La lecture du parc complète l'analyse : environ 2 000 logements occupés par leur propriétaire, 658 diagnostics publiés pour 1 000 résidences principales, 3 522 logements encore chauffés au gaz ou au fioul, soit 68 % du parc. Ce volume ne préjuge d'aucune éligibilité individuelle : il indique seulement où se concentrent, à Persan, les situations où le scénario décrit sur cette page a le plus de chances d'être pertinent.
Le cas de référence retenu ici porte sur 120 m², en zone H1a : après un bouquet complet, la consommation recule d'environ 16 500 kWh par an, soit près de 1 770 € au tarif de référence. Côté financement, l'assiette est plafonnée à 40 000 € HT dès trois classes gagnées, l'aide ANAH s'échelonne de 4 000 € à 32 000 € selon le revenu fiscal de référence, et l'accompagnement obligatoire est pris en charge jusqu'à 2 000 €.
La logistique dépend de la densité : 14 359 habitants pour 5 194 résidences principales à Persan. Cette densité conditionne l'emprise de stationnement, l'autorisation de voirie et le stockage des matériaux nécessaires à un programme voté en assemblée générale, trois postes que les devis les moins précis oublient de chiffrer.

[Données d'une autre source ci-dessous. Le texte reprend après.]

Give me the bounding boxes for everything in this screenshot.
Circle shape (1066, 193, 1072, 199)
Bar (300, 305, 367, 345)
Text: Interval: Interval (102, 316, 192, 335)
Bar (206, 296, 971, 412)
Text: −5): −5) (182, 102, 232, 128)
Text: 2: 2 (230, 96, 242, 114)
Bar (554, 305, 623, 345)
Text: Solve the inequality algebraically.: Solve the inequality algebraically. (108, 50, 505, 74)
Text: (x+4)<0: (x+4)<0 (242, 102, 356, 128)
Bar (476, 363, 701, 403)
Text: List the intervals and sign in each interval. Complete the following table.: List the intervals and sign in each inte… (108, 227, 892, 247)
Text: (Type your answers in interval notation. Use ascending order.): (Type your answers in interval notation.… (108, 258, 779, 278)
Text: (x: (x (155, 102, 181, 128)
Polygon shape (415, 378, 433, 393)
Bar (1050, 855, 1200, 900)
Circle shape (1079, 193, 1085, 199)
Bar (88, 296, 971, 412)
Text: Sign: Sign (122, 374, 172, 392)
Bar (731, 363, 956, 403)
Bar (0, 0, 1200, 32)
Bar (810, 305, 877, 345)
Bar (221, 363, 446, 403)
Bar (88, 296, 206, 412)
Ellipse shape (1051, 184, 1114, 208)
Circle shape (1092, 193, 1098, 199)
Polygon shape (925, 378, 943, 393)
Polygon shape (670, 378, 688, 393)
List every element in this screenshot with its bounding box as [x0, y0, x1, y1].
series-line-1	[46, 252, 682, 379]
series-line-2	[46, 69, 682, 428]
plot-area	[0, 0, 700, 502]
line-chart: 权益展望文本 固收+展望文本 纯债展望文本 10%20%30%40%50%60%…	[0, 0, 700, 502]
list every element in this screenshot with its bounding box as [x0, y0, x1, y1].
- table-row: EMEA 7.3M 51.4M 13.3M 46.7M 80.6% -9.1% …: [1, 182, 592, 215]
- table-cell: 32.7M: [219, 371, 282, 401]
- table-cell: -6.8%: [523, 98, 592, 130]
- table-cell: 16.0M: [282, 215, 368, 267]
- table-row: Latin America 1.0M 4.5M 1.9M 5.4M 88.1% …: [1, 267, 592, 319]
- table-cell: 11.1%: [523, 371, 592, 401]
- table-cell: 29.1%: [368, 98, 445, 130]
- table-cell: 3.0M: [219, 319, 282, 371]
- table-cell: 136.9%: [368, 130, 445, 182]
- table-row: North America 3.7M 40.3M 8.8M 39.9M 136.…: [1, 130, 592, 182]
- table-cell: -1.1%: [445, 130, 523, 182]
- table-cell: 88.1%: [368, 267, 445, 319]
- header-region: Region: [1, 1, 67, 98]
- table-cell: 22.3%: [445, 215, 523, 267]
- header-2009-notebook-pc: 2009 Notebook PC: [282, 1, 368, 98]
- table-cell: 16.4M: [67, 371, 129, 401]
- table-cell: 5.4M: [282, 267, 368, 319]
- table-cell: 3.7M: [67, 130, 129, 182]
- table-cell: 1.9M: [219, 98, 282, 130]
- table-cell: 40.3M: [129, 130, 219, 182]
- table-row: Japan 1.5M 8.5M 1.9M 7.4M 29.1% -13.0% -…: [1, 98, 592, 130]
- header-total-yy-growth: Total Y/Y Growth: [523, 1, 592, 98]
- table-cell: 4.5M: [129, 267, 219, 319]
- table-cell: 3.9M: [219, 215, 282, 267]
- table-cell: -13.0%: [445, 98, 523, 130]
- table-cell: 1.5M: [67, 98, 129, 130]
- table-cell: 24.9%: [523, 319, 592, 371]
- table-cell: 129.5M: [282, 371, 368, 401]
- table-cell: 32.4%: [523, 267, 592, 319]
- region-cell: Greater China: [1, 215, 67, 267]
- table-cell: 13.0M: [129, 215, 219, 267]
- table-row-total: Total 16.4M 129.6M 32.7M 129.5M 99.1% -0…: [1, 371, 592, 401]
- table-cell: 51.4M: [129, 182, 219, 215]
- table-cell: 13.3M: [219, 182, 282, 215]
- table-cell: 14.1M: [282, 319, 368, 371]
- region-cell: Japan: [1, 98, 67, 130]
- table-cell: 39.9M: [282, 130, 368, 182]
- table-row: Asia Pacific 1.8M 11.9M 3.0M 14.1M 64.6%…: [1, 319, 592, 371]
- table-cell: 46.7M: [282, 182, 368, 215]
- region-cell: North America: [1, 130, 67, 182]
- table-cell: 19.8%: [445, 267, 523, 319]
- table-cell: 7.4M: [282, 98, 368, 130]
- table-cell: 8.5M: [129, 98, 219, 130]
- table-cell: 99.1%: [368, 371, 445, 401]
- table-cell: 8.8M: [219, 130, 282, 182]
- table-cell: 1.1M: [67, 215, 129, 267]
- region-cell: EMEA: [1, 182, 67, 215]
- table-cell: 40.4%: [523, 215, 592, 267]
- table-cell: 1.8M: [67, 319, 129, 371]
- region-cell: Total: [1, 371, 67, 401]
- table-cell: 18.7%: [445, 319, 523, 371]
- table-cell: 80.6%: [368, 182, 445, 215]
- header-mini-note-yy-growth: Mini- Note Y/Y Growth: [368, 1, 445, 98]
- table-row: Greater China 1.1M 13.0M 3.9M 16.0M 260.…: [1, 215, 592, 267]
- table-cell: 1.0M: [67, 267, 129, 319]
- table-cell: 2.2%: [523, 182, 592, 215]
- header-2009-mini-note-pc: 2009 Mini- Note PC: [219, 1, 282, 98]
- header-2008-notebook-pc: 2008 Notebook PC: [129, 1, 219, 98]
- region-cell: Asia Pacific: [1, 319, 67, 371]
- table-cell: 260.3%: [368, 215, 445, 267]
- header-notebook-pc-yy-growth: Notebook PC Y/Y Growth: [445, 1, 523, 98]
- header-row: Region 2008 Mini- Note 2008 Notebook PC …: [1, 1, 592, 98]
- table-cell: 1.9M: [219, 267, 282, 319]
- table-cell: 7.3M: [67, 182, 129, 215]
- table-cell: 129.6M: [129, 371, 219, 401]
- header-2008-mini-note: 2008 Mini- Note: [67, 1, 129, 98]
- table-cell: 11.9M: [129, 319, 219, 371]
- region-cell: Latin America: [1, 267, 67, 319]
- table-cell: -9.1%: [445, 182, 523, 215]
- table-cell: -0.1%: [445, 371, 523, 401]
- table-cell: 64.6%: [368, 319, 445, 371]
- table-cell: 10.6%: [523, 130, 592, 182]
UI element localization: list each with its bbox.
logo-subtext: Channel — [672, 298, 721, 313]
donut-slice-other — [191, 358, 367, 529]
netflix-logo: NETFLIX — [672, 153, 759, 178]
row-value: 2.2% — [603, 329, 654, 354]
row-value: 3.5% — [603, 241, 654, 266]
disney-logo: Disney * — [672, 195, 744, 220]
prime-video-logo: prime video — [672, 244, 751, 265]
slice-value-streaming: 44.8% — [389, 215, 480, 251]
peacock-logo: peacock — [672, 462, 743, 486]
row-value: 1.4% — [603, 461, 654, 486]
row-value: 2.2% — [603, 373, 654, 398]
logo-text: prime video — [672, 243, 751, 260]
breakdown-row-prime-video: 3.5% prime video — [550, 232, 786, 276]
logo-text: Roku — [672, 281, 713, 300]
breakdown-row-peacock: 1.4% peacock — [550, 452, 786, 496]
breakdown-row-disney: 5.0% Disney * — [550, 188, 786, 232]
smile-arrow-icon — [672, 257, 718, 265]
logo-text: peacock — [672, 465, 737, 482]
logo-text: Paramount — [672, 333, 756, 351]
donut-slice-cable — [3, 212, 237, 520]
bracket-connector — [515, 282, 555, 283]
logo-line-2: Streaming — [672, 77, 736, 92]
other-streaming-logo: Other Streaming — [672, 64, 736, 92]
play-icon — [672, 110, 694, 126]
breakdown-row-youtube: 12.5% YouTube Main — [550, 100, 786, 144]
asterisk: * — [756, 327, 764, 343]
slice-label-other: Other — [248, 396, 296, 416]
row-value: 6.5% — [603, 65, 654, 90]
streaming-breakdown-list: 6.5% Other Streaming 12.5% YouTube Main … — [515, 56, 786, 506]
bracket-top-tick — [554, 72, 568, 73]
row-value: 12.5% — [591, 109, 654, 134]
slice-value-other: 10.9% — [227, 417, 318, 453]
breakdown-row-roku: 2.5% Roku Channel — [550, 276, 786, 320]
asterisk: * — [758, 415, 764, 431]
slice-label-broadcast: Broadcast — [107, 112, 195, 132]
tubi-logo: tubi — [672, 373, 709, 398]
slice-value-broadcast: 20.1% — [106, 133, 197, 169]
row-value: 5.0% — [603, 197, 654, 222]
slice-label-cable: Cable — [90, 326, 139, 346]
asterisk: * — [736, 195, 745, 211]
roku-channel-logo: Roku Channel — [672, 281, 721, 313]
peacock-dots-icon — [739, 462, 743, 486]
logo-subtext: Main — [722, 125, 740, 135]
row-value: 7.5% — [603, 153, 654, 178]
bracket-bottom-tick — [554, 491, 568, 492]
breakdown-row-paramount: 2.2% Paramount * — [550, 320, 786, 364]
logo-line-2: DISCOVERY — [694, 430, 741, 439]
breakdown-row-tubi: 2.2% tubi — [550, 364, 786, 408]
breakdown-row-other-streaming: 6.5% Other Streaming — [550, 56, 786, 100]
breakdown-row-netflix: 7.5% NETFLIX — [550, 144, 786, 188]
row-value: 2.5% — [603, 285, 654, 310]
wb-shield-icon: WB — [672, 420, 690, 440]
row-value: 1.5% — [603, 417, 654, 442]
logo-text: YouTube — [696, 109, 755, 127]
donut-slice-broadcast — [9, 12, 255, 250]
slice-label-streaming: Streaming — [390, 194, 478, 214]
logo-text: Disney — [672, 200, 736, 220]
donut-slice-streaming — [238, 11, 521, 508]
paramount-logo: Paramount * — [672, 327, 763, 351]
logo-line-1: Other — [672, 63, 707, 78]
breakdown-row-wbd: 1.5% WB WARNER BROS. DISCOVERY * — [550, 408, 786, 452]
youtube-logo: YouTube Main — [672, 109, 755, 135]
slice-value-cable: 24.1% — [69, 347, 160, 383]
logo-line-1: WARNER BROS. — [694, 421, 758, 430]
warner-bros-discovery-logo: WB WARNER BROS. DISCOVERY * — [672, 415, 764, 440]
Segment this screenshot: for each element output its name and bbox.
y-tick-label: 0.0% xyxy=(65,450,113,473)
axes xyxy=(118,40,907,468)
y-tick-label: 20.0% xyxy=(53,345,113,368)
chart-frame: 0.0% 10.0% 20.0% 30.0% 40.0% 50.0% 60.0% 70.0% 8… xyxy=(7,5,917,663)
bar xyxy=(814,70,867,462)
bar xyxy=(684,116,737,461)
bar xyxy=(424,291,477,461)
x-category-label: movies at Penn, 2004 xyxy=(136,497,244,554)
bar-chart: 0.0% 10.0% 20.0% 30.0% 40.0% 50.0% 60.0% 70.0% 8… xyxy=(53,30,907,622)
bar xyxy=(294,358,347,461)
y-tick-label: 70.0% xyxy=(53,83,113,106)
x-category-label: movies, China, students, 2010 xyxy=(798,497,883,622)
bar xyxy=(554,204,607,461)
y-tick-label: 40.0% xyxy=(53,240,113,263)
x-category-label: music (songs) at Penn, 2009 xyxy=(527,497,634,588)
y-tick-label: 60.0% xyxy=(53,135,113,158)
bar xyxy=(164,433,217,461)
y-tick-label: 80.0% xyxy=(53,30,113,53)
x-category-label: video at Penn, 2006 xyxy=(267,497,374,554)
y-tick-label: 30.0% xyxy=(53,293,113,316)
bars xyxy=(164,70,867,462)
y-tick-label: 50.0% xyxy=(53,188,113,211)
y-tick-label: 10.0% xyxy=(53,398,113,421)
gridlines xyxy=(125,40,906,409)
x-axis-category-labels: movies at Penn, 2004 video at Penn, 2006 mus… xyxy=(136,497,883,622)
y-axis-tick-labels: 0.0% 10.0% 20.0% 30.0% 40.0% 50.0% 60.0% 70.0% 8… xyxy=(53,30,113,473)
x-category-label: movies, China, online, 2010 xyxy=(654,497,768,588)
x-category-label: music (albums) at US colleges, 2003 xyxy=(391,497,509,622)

Guichet compétent : CC du Haut Val d'Oise, dont dépend le territoire à Persan. C'est à ce niveau que se vérifient les compléments locaux mobilisables sur un programme voté en assemblée générale — ils ne remplacent pas MaPrimeRénov' mais réduisent le solde à financer.
Le choix du scénario change l'assiette : à Persan, elle passe de 30 000 € HT à deux classes à 40 000 € HT dès trois classes. Avec le programme collectif chiffré autour de 4 851 000 €, l'arbitrage consiste à vérifier si le poste complémentaire nécessaire pour franchir la troisième classe coûte moins que le supplément d'aide qu'il déclenche.
Pourquoi la même solution ne se classe pas au même rang partout : à Persan relève de la zone H1a, dont la base conventionnelle atteint 250 kWh/m²/an. Le temps de retour de un programme voté en assemblée générale s'en trouve mécaniquement raccourci par rapport aux zones plus douces.
Planning réaliste à Persan : dix-huit à trente mois, études comprises d'intervention pour un maître d'œuvre mandaté par le syndicat sur un programme voté en assemblée générale. Placer ce lot trop tard dans la séquence revient à rouvrir des ouvrages finis, avec le surcoût correspondant et un décalage de la date de réception.
En cas de contrôle sur site à Persan : la mention de un gain d'au moins 35 % de consommation conventionnelle sur le devis, la qualification RGE de un maître d'œuvre mandaté par le syndicat, et la levée des réserves lot par lot. Un dossier complet sécurise jusqu'à 32 000 € d'aide ; un dossier incomplet suspend le versement jusqu'à régularisation.
Sur le cas type retenu à Persan — 120 m² en zone H1a — un programme voté en assemblée générale porte sur environ 294 lot principal. Au prix de marché observé, 9 000 à 24 000 € par lot principal, le poste ressort entre 2 646 000 € et 7 056 000 € TTC, à comparer à l'assiette plafonnée de 40 000 € HT mobilisable dès trois classes gagnées.